By Linda Winsh-Bolard
Lazar, a young physician has a near death experience after a car crash. His head on collision leaves him with an inexplicable memory of endless light tunnel and shadowy figures on the site of the accident. It also leaves him confused.
He recuperates in his parents opulent seaside villa, but is wife prefers to spend most of her time alone (or rather without Lazare), his child is almost a stranger to him and his pushy mother (Sabina Ajrula-Tozija,) who has controlled most of his life, is getting on his nerves.
In addition to all this even his city life gets very odd: his apartment door lets an old woman in, his fridge rots his food, his new neighbor leaves bloody footprints wherever he goes and the child that lives with him always cries.
True, the old woman speaks, but Lazar (Borce Nacev) doesn’t understand what she is saying because she speaks an old Aegean dialect. Disturbed, he tires to take a picture of her, tape her voice. Both attempts fail. Then he phonetically writes down what she has said and seeks help with translation.
Which when he meets a beautiful woman Menka (Vesna Stanojevska), who says she is married to the professor of languages out of town on a conference. Menka translates the sentences as "Return what's not yours. Have respect.”
Lazar is bewildered and Menka indicates that if he does not own anything that was stolen, perhaps somebody in his family does. She is inconsistent, strange, inviting, mysterious- the perfects seductress and Lazar falls for her.
At the same time he is afraid that he is going mad. More and more often he sees people nobody else seems to, talks to them, touches them and then they disappear. His life becomes series of mishaps and misunderstandings. And he begins to suspect that it is all somehow tied to the Macedonian Aegean genocide from 35 years ago
That part, the discovery of the largely forgotten tragedy of people whom nobody wanted, is the best and most enlightening part of the film. I also found the description of today’s Macedonian society interesting, the difference between the privileged and the working poor, possibly accurate. I know very little of the country, its system and its real life. I had never suspected that it is so beautiful. Camera and editing make the most of the seaside and countryside and some of the shots are amazing.
As far as the main plot goes, I am part of a culture that strongly believes in chindi, once the bones were mentioned, I already guessed. People with different backgrounds would probably take longer. On the other hand, the presence of spirits doesn’t surprise me, nor do I equate them with haunting in the usual sense.

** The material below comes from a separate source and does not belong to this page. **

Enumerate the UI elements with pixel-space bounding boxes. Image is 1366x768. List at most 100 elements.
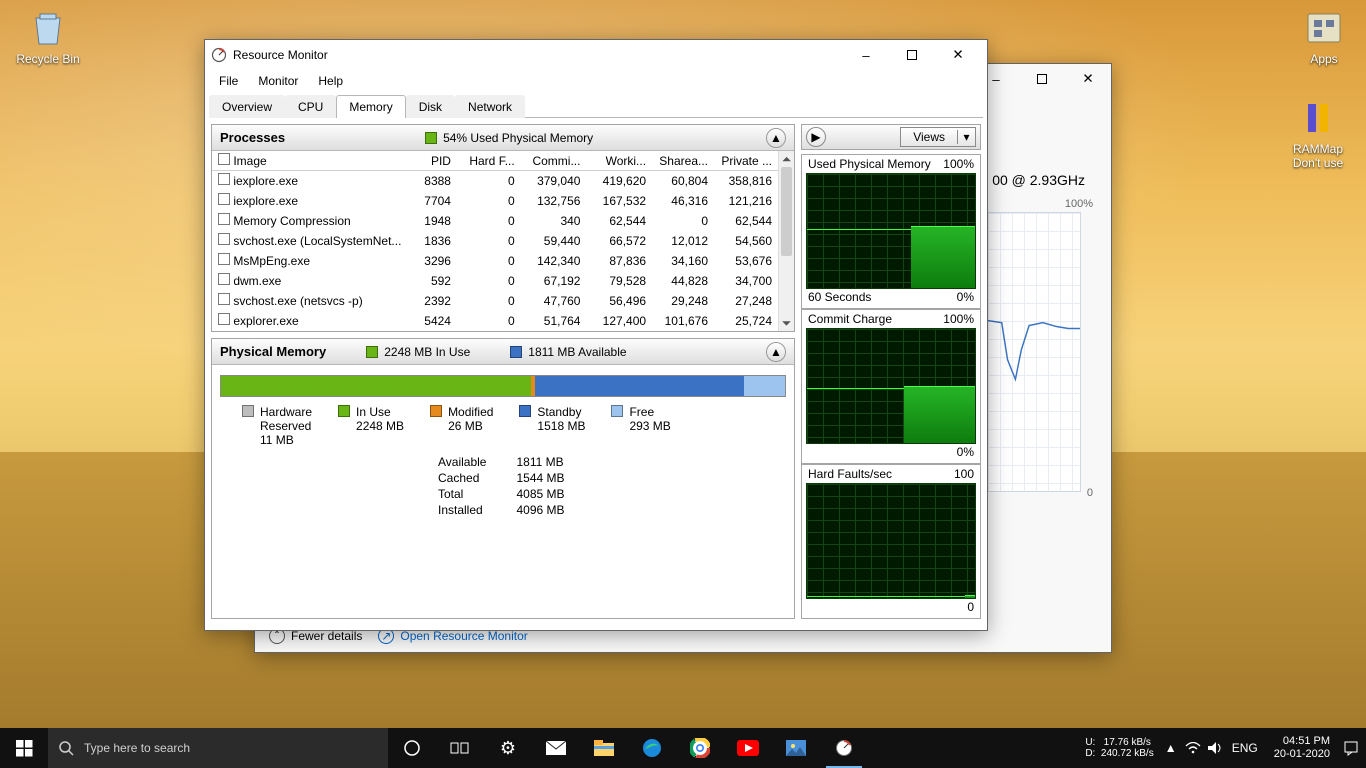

Even so, it gets to be too long, and too slow for what it says, much of the sex and wandering around should have hit the floor of the editing room. Borce Nacev does a credible job as mom’s boy striking out, uncertainly, on his own, hunky but weak. It is his job to grow up, the task he is given, because he is there, is just part of growing up. Sabina Ajrula-Tozija is wonderful overbearing power obsessed, scruples mom and Vesna Stanojevska makes her character to carry the tension quite well.